Bowie não conteve a emoção e vomitou no capô do Santana que eu ia comprar. De raiva, dei um carreirão e ele caiu dentro da pocilga. Ele levantou todo descabelado, com os mantos rasgados, segurando uma bola de vidro com um cálculo renal dentro (ele anda com isso para cima e para baixo).
Eu estava com uma dessas câmeras descartáveis e tirei esse retrato dele:
Demos risada do episódio. Acabei não comprando o carro. Meu dinheiro do Plano Collor ficou de sair, mas acabou demorando mais uns anos. Até lá, apenas trouxas tinham carros de cor verde musgo.
Naquela noite jantamos na casa do sitiante. Mesa farta, comemos abóbora recheada, leitão à pururuca e arroz carreteiro. Tomamos suco de caju natural e, de sobremesa, romeu e julieta. Com um pedaço de goiabada em forma de raio nas mãos, Bowie colocou a iguaria na face. A marca do doce caseiro ficaria eternizada em um de seus discos. No que o velho disse: “fale para esse imbecil parar de estragar comida”.
Naquela noite eu conheci uma versão de David Bowie muito única, muito particular, que pouquíssimas pessoas tiveram a chance de conhecer – apenas eu e aquela humilde família de Apucarana.
No outro dia fomos chamados para ajudar a colocar uma cerca de arame farpado nas redondezas, mas Bowie já não mais podia ficar.
“Eu preciso ir, minha irmã me espera”. Eu pensei, mas que cacete de irmã é essa? Soube depois que ele já começava um relacionamento com a modelo Iman. E não queria dar mancada logo no início do namoro.

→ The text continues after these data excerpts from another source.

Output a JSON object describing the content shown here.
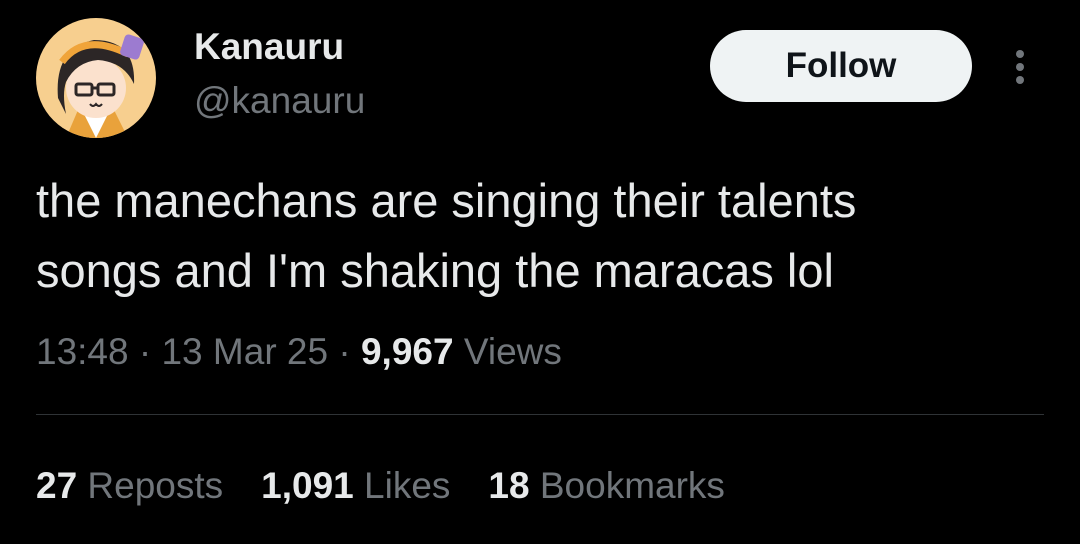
{
  "author": {
    "display_name": "Kanauru",
    "handle": "@kanauru"
  },
  "follow_label": "Follow",
  "tweet": {
    "lines": [
      "the manechans are singing their talents",
      "songs and I'm shaking the maracas lol"
    ]
  },
  "meta": {
    "time": "13:48",
    "separator": " · ",
    "date": "13 Mar 25",
    "views_count": "9,967",
    "views_label": " Views"
  },
  "stats": {
    "reposts": {
      "count": "27",
      "label": " Reposts"
    },
    "likes": {
      "count": "1,091",
      "label": " Likes"
    },
    "bookmarks": {
      "count": "18",
      "label": " Bookmarks"
    }
  },
  "colors": {
    "background": "#000000",
    "primary_text": "#e7e9ea",
    "secondary_text": "#71767b",
    "follow_button_bg": "#eff3f4",
    "avatar_bg": "#f7cf8f"
  },
  "icons": {
    "more": "more-vertical-icon"
  }
}
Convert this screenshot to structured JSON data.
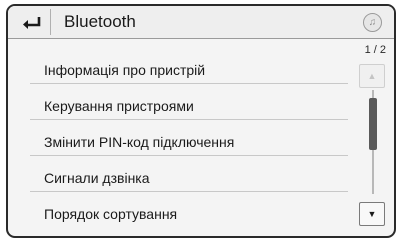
{
  "header": {
    "title": "Bluetooth",
    "back_icon": "back-arrow-icon",
    "music_icon": "music-note-icon",
    "music_glyph": "♫"
  },
  "menu": {
    "items": [
      {
        "label": "Інформація про пристрій"
      },
      {
        "label": "Керування пристроями"
      },
      {
        "label": "Змінити PIN-код підключення"
      },
      {
        "label": "Сигнали дзвінка"
      },
      {
        "label": "Порядок сортування"
      }
    ]
  },
  "scroll": {
    "page": "1 / 2",
    "up_glyph": "▲",
    "down_glyph": "▼",
    "thumb_position": "top"
  },
  "colors": {
    "frame": "#2a2a2a",
    "background": "#f4f4f4",
    "text": "#1a1a1a",
    "divider": "#c8c8c8"
  }
}
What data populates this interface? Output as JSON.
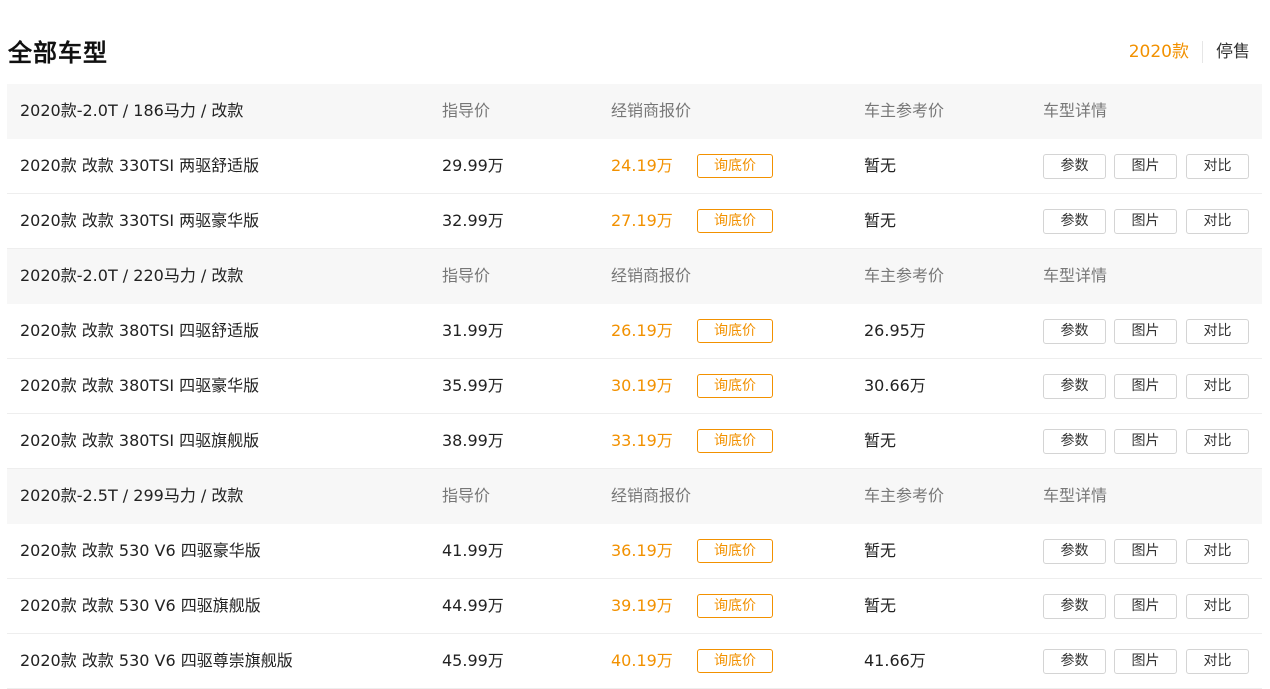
{
  "header": {
    "title": "全部车型",
    "year_tabs": [
      {
        "label": "2020款",
        "active": true
      },
      {
        "label": "停售",
        "active": false
      }
    ]
  },
  "accent_color": "#f29100",
  "groups": [
    {
      "title": "2020款-2.0T / 186马力 / 改款",
      "col_guide": "指导价",
      "col_dealer": "经销商报价",
      "col_owner": "车主参考价",
      "col_detail": "车型详情",
      "models": [
        {
          "name": "2020款 改款 330TSI 两驱舒适版",
          "guide": "29.99万",
          "dealer": "24.19万",
          "inquire": "询底价",
          "owner": "暂无",
          "btn_params": "参数",
          "btn_photos": "图片",
          "btn_compare": "对比"
        },
        {
          "name": "2020款 改款 330TSI 两驱豪华版",
          "guide": "32.99万",
          "dealer": "27.19万",
          "inquire": "询底价",
          "owner": "暂无",
          "btn_params": "参数",
          "btn_photos": "图片",
          "btn_compare": "对比"
        }
      ]
    },
    {
      "title": "2020款-2.0T / 220马力 / 改款",
      "col_guide": "指导价",
      "col_dealer": "经销商报价",
      "col_owner": "车主参考价",
      "col_detail": "车型详情",
      "models": [
        {
          "name": "2020款 改款 380TSI 四驱舒适版",
          "guide": "31.99万",
          "dealer": "26.19万",
          "inquire": "询底价",
          "owner": "26.95万",
          "btn_params": "参数",
          "btn_photos": "图片",
          "btn_compare": "对比"
        },
        {
          "name": "2020款 改款 380TSI 四驱豪华版",
          "guide": "35.99万",
          "dealer": "30.19万",
          "inquire": "询底价",
          "owner": "30.66万",
          "btn_params": "参数",
          "btn_photos": "图片",
          "btn_compare": "对比"
        },
        {
          "name": "2020款 改款 380TSI 四驱旗舰版",
          "guide": "38.99万",
          "dealer": "33.19万",
          "inquire": "询底价",
          "owner": "暂无",
          "btn_params": "参数",
          "btn_photos": "图片",
          "btn_compare": "对比"
        }
      ]
    },
    {
      "title": "2020款-2.5T / 299马力 / 改款",
      "col_guide": "指导价",
      "col_dealer": "经销商报价",
      "col_owner": "车主参考价",
      "col_detail": "车型详情",
      "models": [
        {
          "name": "2020款 改款 530 V6 四驱豪华版",
          "guide": "41.99万",
          "dealer": "36.19万",
          "inquire": "询底价",
          "owner": "暂无",
          "btn_params": "参数",
          "btn_photos": "图片",
          "btn_compare": "对比"
        },
        {
          "name": "2020款 改款 530 V6 四驱旗舰版",
          "guide": "44.99万",
          "dealer": "39.19万",
          "inquire": "询底价",
          "owner": "暂无",
          "btn_params": "参数",
          "btn_photos": "图片",
          "btn_compare": "对比"
        },
        {
          "name": "2020款 改款 530 V6 四驱尊崇旗舰版",
          "guide": "45.99万",
          "dealer": "40.19万",
          "inquire": "询底价",
          "owner": "41.66万",
          "btn_params": "参数",
          "btn_photos": "图片",
          "btn_compare": "对比"
        }
      ]
    }
  ]
}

Até tentamos marcar alguma outra coisinha (soube que ia ter uma exposição de jet skis na represa Guarapiranga), mas, como acontece em todo namoro novo, a Iman só disse assim:
– É bom você não ir não. Não quero homem meu aprontado por aí com esse BLOODY funcionário Marcelo. Isso aí não vale um kibe do Habib.
Vai com Deus, Bowie.
Bruno Pessa
20/01/2016 — 16:08
Ta explicado pq a vicinal de Apucarana pra Rolândia mudou de nome pra David Robert Jones no fds!